🤖 AI Summary
This work addresses the growing bottleneck in front-end chip design caused by escalating circuit complexity and compressed time-to-market constraints. To overcome this challenge, the paper proposes a novel paradigm that integrates large language models (LLMs) with AI agents to establish a unified intelligent interface capable of automatically generating hardware description language (HDL) code, constructing testbenches, and exploring the design space. Building upon agent-based architectures such as OpenClaw, the project systematically advances front-end EDA toward greater autonomy and intelligence. The approach demonstrates notable progress in co-generating circuits and testbenches while optimizing design quality.
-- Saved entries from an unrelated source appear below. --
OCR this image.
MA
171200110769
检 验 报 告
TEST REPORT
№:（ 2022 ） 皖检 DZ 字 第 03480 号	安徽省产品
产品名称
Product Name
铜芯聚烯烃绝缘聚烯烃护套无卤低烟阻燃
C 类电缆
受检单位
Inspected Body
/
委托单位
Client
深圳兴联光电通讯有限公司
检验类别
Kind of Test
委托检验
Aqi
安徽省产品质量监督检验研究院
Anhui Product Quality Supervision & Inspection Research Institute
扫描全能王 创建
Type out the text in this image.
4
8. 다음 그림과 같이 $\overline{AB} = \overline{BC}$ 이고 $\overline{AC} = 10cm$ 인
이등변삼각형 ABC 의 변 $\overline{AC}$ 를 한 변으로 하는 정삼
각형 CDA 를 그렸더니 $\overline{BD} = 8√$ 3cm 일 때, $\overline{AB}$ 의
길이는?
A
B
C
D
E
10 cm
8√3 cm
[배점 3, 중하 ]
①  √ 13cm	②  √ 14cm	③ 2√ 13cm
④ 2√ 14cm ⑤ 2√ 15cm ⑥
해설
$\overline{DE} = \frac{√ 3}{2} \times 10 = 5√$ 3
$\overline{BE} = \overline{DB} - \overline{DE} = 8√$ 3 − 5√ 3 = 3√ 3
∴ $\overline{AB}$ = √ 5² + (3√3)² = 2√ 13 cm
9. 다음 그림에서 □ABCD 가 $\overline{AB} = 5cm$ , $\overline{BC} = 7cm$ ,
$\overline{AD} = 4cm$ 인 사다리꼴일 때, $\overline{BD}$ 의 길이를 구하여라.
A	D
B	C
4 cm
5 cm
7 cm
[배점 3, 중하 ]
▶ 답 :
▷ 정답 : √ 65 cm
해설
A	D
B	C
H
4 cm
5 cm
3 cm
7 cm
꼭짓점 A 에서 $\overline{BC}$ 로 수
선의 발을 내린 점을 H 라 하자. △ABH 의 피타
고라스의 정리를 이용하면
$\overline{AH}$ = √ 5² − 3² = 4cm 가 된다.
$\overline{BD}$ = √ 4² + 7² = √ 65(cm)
Furthermore, the study clarifies key technical challenges and outlines promising directions for future research in intelligent EDA methodologies.
📝 Abstract
As chip complexity increases and time-to-market pressures grow, front-end design has become a critical bottleneck in chip development. Recently, Large Language Models (LLMs) have shown great potential in Electronic Design Automation (EDA). Beyond specification understanding, LLMs show the potential to serve as a unified intelligent interface for hardware description language (HDL) generation, testbench construction, and design space exploration. The rise of agentic AI, represented by pioneering systems such as OpenClaw, offers a strategic roadmap for the next generation EDA. From this perspective, this paper discusses the evolution of EDA from localized assistance to autonomous agentic execution. Then, we review representative advances of LLMs in front-end design, focusing on key tasks such as circuit and testbench generation from a shared specification, as well as design quality improvement in established workflows such as high-level synthesis. Finally, we discuss the key challenges and limitations of integrating LLMs into EDA, and outline future opportunities for advancing LLM-enabled front-end design, offering a systematic perspective for researchers interested in leveraging agentic AI technologies for EDA.